The Family and Medical Leave Act (“FMLA”) allows eligible employees to take up to twelve (12) workweeks of leave in any twelve-month period if a “serious health condition . . . makes the employee unable to perform the functions of the position of such employee.” 29 U.S.C. § 2612(a)(1)(D). Therefore, it is unlawful for any employer to interfere with, restrain, or deny the exercise of or the attempt to exercise any right” that the FMLA affords. 29 U.S.C. § 2615(a)(1). However, for an employee to invoke their right to FMLA leave, he or she must first show they provided their employer with legally sufficient notice of their need for FMLA leave. Sarnowski v. Air Brooke Limousine, Inc., 510 F.3d 398, 401 (3d Cir. 2007). Furthermore, while “[t]he regulations provide some guidance as to what sort of notice is sufficient[,] [i]t is clear that an employee need not give his employer a formal written request for anticipated leave.” Id. at 402. “[T]he employee need not use any magic words… [only] reasonably adequate information under the circumstances to understand that the employee seeks leave under the FMLA.” Id.; 29 C.F.R. § 825.302(c); See also Browning v. Liberty Mut. Ins. Co., 178 F.3d 1043, 1049 (8th Cir. 1999) (employees don’t need to specifically mention FMLA leave, only that leave is needed or may be needed).
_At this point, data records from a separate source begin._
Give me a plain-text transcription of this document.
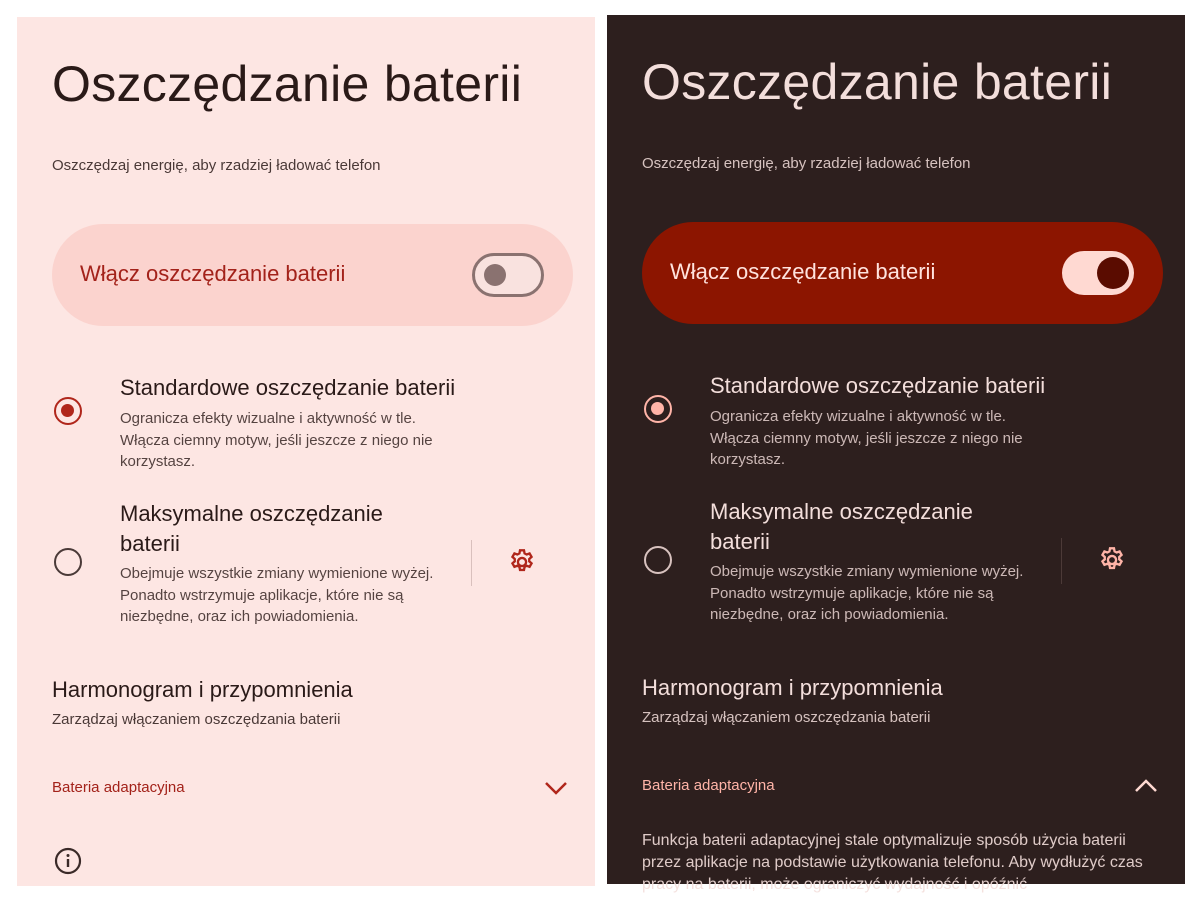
Oszczędzanie baterii
Oszczędzaj energię, aby rzadziej ładować telefon
Włącz oszczędzanie baterii
Standardowe oszczędzanie baterii
Ogranicza efekty wizualne i aktywność w tle. Włącza ciemny motyw, jeśli jeszcze z niego nie korzystasz.
Maksymalne oszczędzanie
baterii
Obejmuje wszystkie zmiany wymienione wyżej. Ponadto wstrzymuje aplikacje, które nie są niezbędne, oraz ich powiadomienia.
Harmonogram i przypomnienia
Zarządzaj włączaniem oszczędzania baterii
Bateria adaptacyjna
Oszczędzanie baterii
Oszczędzaj energię, aby rzadziej ładować telefon
Włącz oszczędzanie baterii
Standardowe oszczędzanie baterii
Ogranicza efekty wizualne i aktywność w tle. Włącza ciemny motyw, jeśli jeszcze z niego nie korzystasz.
Maksymalne oszczędzanie
baterii
Obejmuje wszystkie zmiany wymienione wyżej. Ponadto wstrzymuje aplikacje, które nie są niezbędne, oraz ich powiadomienia.
Harmonogram i przypomnienia
Zarządzaj włączaniem oszczędzania baterii
Bateria adaptacyjna
Funkcja baterii adaptacyjnej stale optymalizuje sposób użycia baterii przez aplikacje na podstawie użytkowania telefonu. Aby wydłużyć czas pracy na baterii, może ograniczyć wydajność i opóźnić
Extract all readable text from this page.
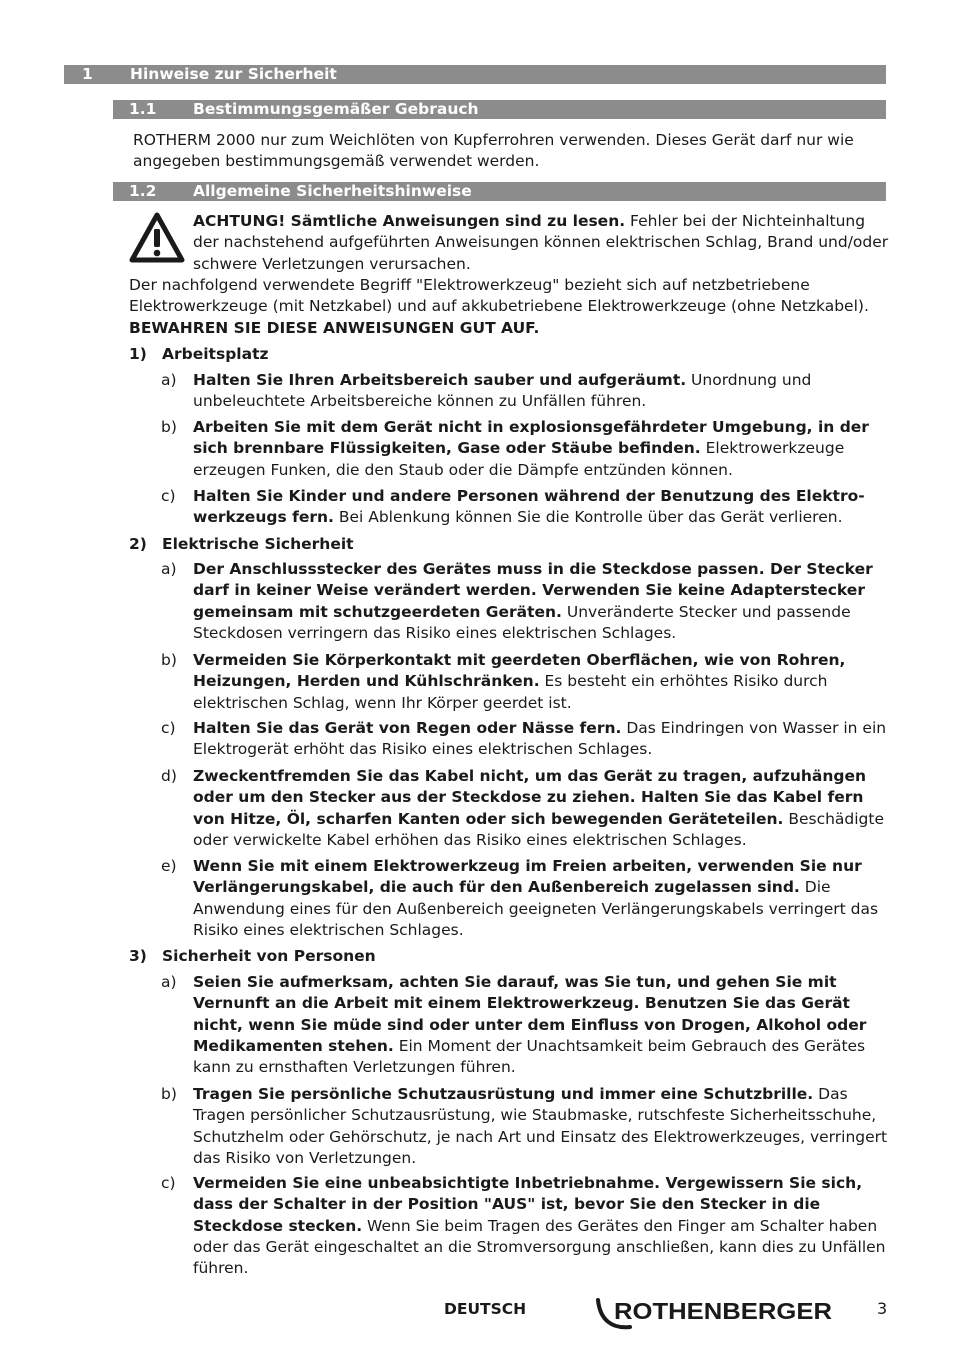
1 Hinweise zur Sicherheit
1.1 Bestimmungsgemäßer Gebrauch
ROTHERM 2000 nur zum Weichlöten von Kupferrohren verwenden. Dieses Gerät darf nur wie angegeben bestimmungsgemäß verwendet werden.
1.2 Allgemeine Sicherheitshinweise
ACHTUNG! Sämtliche Anweisungen sind zu lesen. Fehler bei der Nichteinhaltung der nachstehend aufgeführten Anweisungen können elektrischen Schlag, Brand und/oder schwere Verletzungen verursachen.
Der nachfolgend verwendete Begriff "Elektrowerkzeug" bezieht sich auf netzbetriebene Elektrowerkzeuge (mit Netzkabel) und auf akkubetriebene Elektrowerkzeuge (ohne Netzkabel).
BEWAHREN SIE DIESE ANWEISUNGEN GUT AUF.
1) Arbeitsplatz
a) Halten Sie Ihren Arbeitsbereich sauber und aufgeräumt. Unordnung und unbeleuchtete Arbeitsbereiche können zu Unfällen führen.
b) Arbeiten Sie mit dem Gerät nicht in explosionsgefährdeter Umgebung, in der sich brennbare Flüssigkeiten, Gase oder Stäube befinden. Elektrowerkzeuge erzeugen Funken, die den Staub oder die Dämpfe entzünden können.
c) Halten Sie Kinder und andere Personen während der Benutzung des Elektro-werkzeugs fern. Bei Ablenkung können Sie die Kontrolle über das Gerät verlieren.
2) Elektrische Sicherheit
a) Der Anschlussstecker des Gerätes muss in die Steckdose passen. Der Stecker darf in keiner Weise verändert werden. Verwenden Sie keine Adapterstecker gemeinsam mit schutzgeerdeten Geräten. Unveränderte Stecker und passende Steckdosen verringern das Risiko eines elektrischen Schlages.
b) Vermeiden Sie Körperkontakt mit geerdeten Oberflächen, wie von Rohren, Heizungen, Herden und Kühlschränken. Es besteht ein erhöhtes Risiko durch elektrischen Schlag, wenn Ihr Körper geerdet ist.
c) Halten Sie das Gerät von Regen oder Nässe fern. Das Eindringen von Wasser in ein Elektrogerät erhöht das Risiko eines elektrischen Schlages.
d) Zweckentfremden Sie das Kabel nicht, um das Gerät zu tragen, aufzuhängen oder um den Stecker aus der Steckdose zu ziehen. Halten Sie das Kabel fern von Hitze, Öl, scharfen Kanten oder sich bewegenden Geräteteilen. Beschädigte oder verwickelte Kabel erhöhen das Risiko eines elektrischen Schlages.
e) Wenn Sie mit einem Elektrowerkzeug im Freien arbeiten, verwenden Sie nur Verlängerungskabel, die auch für den Außenbereich zugelassen sind. Die Anwendung eines für den Außenbereich geeigneten Verlängerungskabels verringert das Risiko eines elektrischen Schlages.
3) Sicherheit von Personen
a) Seien Sie aufmerksam, achten Sie darauf, was Sie tun, und gehen Sie mit Vernunft an die Arbeit mit einem Elektrowerkzeug. Benutzen Sie das Gerät nicht, wenn Sie müde sind oder unter dem Einfluss von Drogen, Alkohol oder Medikamenten stehen. Ein Moment der Unachtsamkeit beim Gebrauch des Gerätes kann zu ernsthaften Verletzungen führen.
b) Tragen Sie persönliche Schutzausrüstung und immer eine Schutzbrille. Das Tragen persönlicher Schutzausrüstung, wie Staubmaske, rutschfeste Sicherheitsschuhe, Schutzhelm oder Gehörschutz, je nach Art und Einsatz des Elektrowerkzeuges, verringert das Risiko von Verletzungen.
c) Vermeiden Sie eine unbeabsichtigte Inbetriebnahme. Vergewissern Sie sich, dass der Schalter in der Position "AUS" ist, bevor Sie den Stecker in die Steckdose stecken. Wenn Sie beim Tragen des Gerätes den Finger am Schalter haben oder das Gerät eingeschaltet an die Stromversorgung anschließen, kann dies zu Unfällen führen.
DEUTSCH	ROTHENBERGER	3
Recently, the United States District Court of New Jersey in Cipully v. Lacey Twp. Sch. Dist., 2019 U.S. Dist. LEXIS 206442, (Decided Nov. 27, 2019), was presented with the question of whether an employee is entitled to FMLA benefits if they inform their employer of their serious health condition, but never explicitly request or state a need for time off, but rather continue to report to work. In Cipully, plaintiff was a school district employee who gave her supervisor advance notice that she was scheduled for spine surgery and would need some time off for the surgery and to convalesce. Her supervisor permitted Cipully to take leave “so long as [she] return[s] before school starts.” Even though her doctor did not release her to return to work by the time school started, Cipully returned any way, claiming she felt intimidated by her employer to do so.
After returning to work, Cipully informed her employer on numerous occasions that she was still in pain and that her doctor had not approved her return to work. Id. at *2. However, she never made another request to take off from work or stated that she needed or may need to take time off from work because of her back condition. Soon after, Cipully’s employment was terminated for alleged “poor performance and inappropriate conduct.” Cipully sued the Lacey Twp. Board of Education (LBOE) alleging, amongst others, that her firing was in retaliation for her attempting to take FMLA leave. The LBOE immediately moved to dismiss her complaint arguing, “that because the Complaint contains no allegations that Plaintiff unequivocally requested and was denied FMLA leave, Plaintiff’s allegations are insufficient to establish proper notice of her intention to take such leave.” Id. at *4.